公開講演会「エストニアにおけるAI活用:行政での活用による法的課題それに伴う大学における研究の変容」
【主 催】早稲田大学比較法研究所
【共 催】早稲田大学法学部
【日 時】2025年1月28日(火)15:00-16:00
【場 所】早稲田キャンパス 8号館219会議室
【報告者】タネル・ケリクマエ(タリン工科大学教授)
【世話人】江原 勝行 (比較法研究所研究所員、早稲田大学法学学術院教授)
参加者:6名(うち学生4名)
【開催概要】
2025年1月28日、早稲田大学比較法研究所主催により、講演会「エストニアにおけるAI活用:行政での活用による法的課題それに伴う大学における研究の変容」が開催されました。講演者としてタリン工科大学(Tallinn University of Technology)のタネル・ケリクマエ教授(Prof. Tanel Kerikmäe)を迎え、エストニアにおける電子政府の発展過程を踏まえつつ、行政におけるAI・デジタル技術の活用実態、これに伴う法的課題、さらに大学における研究活動の変容について、具体的な事例を交えてご講演いただきました。
【講演内容】
本講演では、エストニアの電子政府に関する先進的な取り組みと、その法的課題について紹介されました。中核となるのが電子署名(Digital Signature)の活用であり、行政のみならず民間契約でも広く用いられています。また、ブロックチェーンシステム(Blockchain System)は、政府レジストリの整合性を保証する手段として導入され、安全性とプライバシー保護の両立を実現しています。

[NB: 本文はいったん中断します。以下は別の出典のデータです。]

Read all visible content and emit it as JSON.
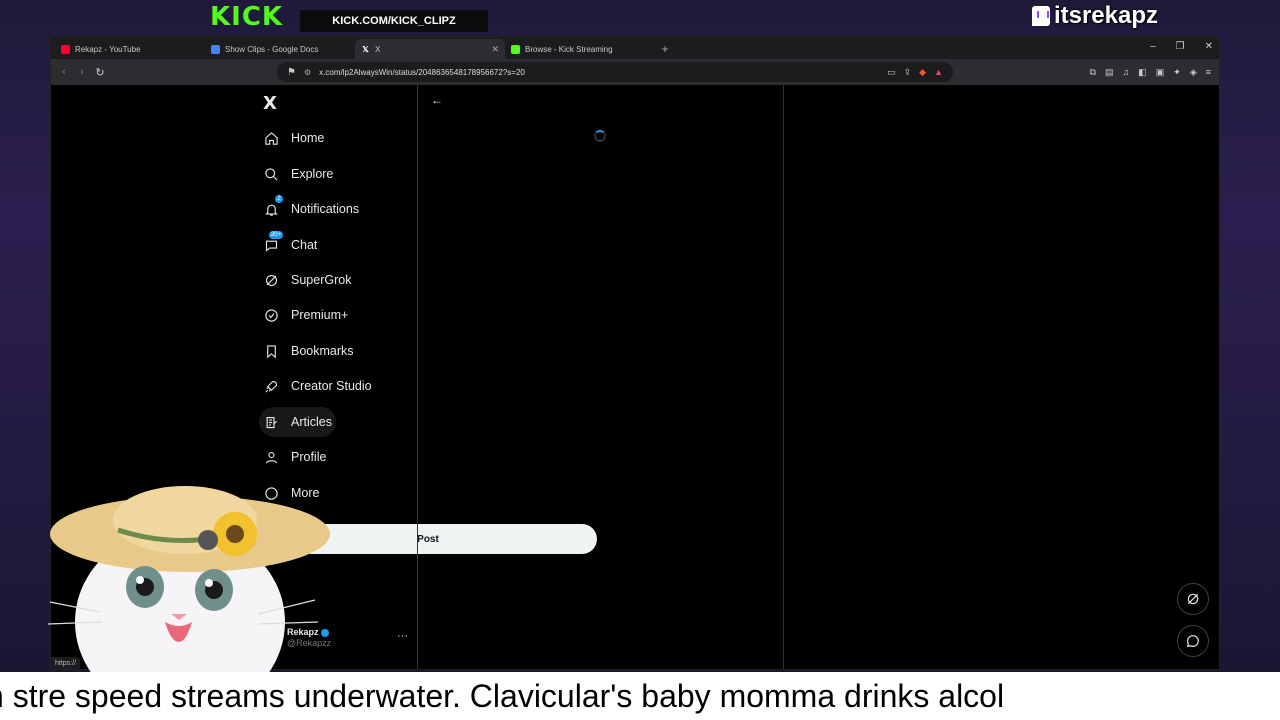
{
  "overlay": {
    "kick_logo": "KICK",
    "kick_banner": "KICK.COM/KICK_CLIPZ",
    "twitch_handle": "itsrekapz",
    "ticker_text": "n stre       speed streams underwater. Clavicular's baby momma drinks alcol"
  },
  "browser": {
    "tabs": [
      {
        "label": "Rekapz - YouTube",
        "icon": "youtube-icon",
        "color": "#ff0033"
      },
      {
        "label": "Show Clips - Google Docs",
        "icon": "docs-icon",
        "color": "#4285f4"
      },
      {
        "label": "X",
        "icon": "x-icon",
        "color": "#ffffff",
        "active": true
      },
      {
        "label": "Browse - Kick Streaming",
        "icon": "kick-icon",
        "color": "#53fc18"
      }
    ],
    "new_tab": "+",
    "url": "x.com/lp2AlwaysWin/status/2048636548178956672?s=20",
    "status_url": "https://"
  },
  "x": {
    "logo": "X",
    "nav": [
      {
        "label": "Home",
        "icon": "home-icon"
      },
      {
        "label": "Explore",
        "icon": "search-icon"
      },
      {
        "label": "Notifications",
        "icon": "bell-icon",
        "badge": "2"
      },
      {
        "label": "Chat",
        "icon": "chat-icon",
        "badge": "20+"
      },
      {
        "label": "SuperGrok",
        "icon": "grok-icon"
      },
      {
        "label": "Premium+",
        "icon": "premium-icon"
      },
      {
        "label": "Bookmarks",
        "icon": "bookmark-icon"
      },
      {
        "label": "Creator Studio",
        "icon": "rocket-icon"
      },
      {
        "label": "Articles",
        "icon": "articles-icon"
      },
      {
        "label": "Profile",
        "icon": "profile-icon"
      },
      {
        "label": "More",
        "icon": "more-icon"
      }
    ],
    "post_button": "Post",
    "account": {
      "name": "Rekapz",
      "handle": "@Rekapzz"
    },
    "more_dots": "···",
    "back_arrow": "←"
  }
}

さらに、民主主義の強化に向けた電子民主主義(e-Democracy)の取り組みも進められており、電子請願(e-Petitions)や電子投票(e-Voting)などを通じて、市民参加の促進が図られています。
また、行政サービスの分野では、電子税務(e-Tax)やe-ヘルス(e-Health)、電子処方箋(e-Prescription)といったサービスが整備されており、効率的かつ迅速な手続きが可能となっています。さらに、世界初の電子居住制度(e-Residency)は、国外からの起業や納税を可能にし、エストニア経済にも貢献しています。

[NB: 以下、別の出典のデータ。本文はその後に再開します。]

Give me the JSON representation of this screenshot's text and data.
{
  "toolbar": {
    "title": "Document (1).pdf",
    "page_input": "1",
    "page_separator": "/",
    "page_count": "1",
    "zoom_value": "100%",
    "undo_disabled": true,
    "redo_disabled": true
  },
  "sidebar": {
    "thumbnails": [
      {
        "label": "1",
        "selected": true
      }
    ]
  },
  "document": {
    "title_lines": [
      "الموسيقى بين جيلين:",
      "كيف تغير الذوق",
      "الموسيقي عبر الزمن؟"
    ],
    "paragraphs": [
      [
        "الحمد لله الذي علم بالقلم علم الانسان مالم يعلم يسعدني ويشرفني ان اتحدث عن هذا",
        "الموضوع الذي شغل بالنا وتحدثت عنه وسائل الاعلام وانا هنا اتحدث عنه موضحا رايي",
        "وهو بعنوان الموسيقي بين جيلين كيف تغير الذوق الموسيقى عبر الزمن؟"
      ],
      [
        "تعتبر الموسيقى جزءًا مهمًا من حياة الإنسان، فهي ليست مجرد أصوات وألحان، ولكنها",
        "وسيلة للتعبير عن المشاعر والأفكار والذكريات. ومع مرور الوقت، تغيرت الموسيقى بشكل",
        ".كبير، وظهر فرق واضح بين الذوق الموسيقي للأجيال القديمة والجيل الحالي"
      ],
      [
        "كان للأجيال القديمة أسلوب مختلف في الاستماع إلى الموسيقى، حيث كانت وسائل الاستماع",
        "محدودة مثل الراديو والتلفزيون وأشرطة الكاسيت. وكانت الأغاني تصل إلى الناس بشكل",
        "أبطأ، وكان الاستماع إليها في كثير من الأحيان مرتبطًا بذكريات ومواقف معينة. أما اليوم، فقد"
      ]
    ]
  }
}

都市レベルでは、スマートシティ(Smart City)政策が推進されており、ライフイベントに応じたプロアクティブ・ガバメント(Pro-active Government)が実装されています。将来的には、結婚や転居、失業、死亡など、あらゆる場面で自動的に行政手続が開始される、より高度なプロアクティブ・ガバメントの実現が目指されています。

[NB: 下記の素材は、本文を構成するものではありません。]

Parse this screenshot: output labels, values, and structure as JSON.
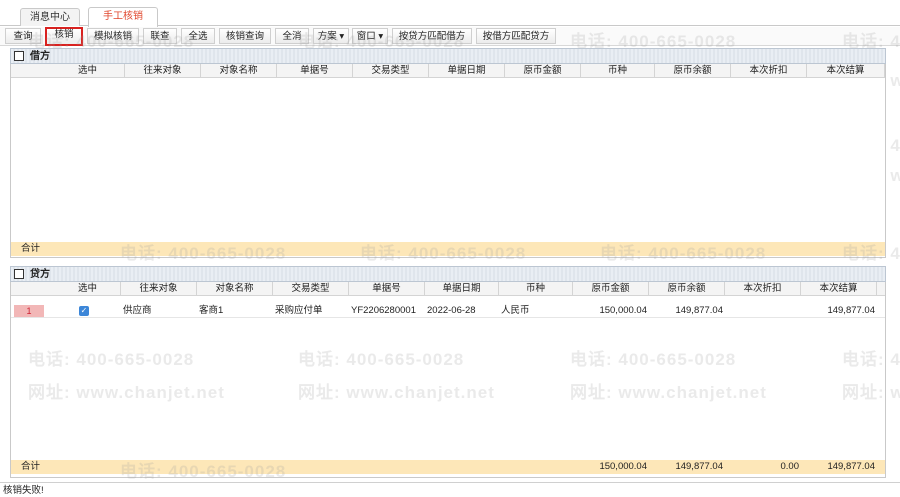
{
  "tabs": [
    {
      "label": "消息中心"
    },
    {
      "label": "手工核销"
    }
  ],
  "toolbar": {
    "query": "查询",
    "verify": "核销",
    "simulate_verify": "模拟核销",
    "joint_query": "联查",
    "select_all": "全选",
    "verify_query": "核销查询",
    "deselect_all": "全消",
    "scheme": "方案",
    "window": "窗口",
    "match_by_credit": "按贷方匹配借方",
    "match_by_debit": "按借方匹配贷方"
  },
  "debit": {
    "title": "借方",
    "columns": [
      "选中",
      "往来对象",
      "对象名称",
      "单据号",
      "交易类型",
      "单据日期",
      "原币金额",
      "币种",
      "原币余额",
      "本次折扣",
      "本次结算"
    ],
    "total_label": "合计"
  },
  "credit": {
    "title": "贷方",
    "columns": [
      "选中",
      "往来对象",
      "对象名称",
      "交易类型",
      "单据号",
      "单据日期",
      "币种",
      "原币金额",
      "原币余额",
      "本次折扣",
      "本次结算"
    ],
    "rows": [
      {
        "num": "1",
        "selected": true,
        "partner": "供应商",
        "name": "客商1",
        "trans_type": "采购应付单",
        "doc_no": "YF2206280001",
        "date": "2022-06-28",
        "currency": "人民币",
        "amount": "150,000.04",
        "balance": "149,877.04",
        "discount": "",
        "settle": "149,877.04"
      }
    ],
    "total_label": "合计",
    "totals": {
      "amount": "150,000.04",
      "balance": "149,877.04",
      "discount": "0.00",
      "settle": "149,877.04"
    }
  },
  "watermark": {
    "phone": "电话: 400-665-0028",
    "site": "网址: www.chanjet.net"
  },
  "status": "核销失败!"
}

最後に、デジタル・エコシステム(Digital Ecosystem)の構築によって、リアルタイムな経済活動とデータ共有が進められており、国家間の協力と競争力強化の観点からも重要なテーマとして位置づけられています。
【質疑応答】
質疑応答では、AIを活用した行政サービスに不具合が生じた場合の責任の所在について質問が寄せられました。これに対し講演者は、過去に国家補償基金の設立を提案したことに触れつつ、現在はデジタルサービスであっても通常の行政行為と同様に、国が責任を負う旨が法律に明記されていると説明しました。また、講演の最後には、今後の研究交流に対する期待が述べられ、国際的な学術ネットワークへの積極的な参加が呼びかけられました。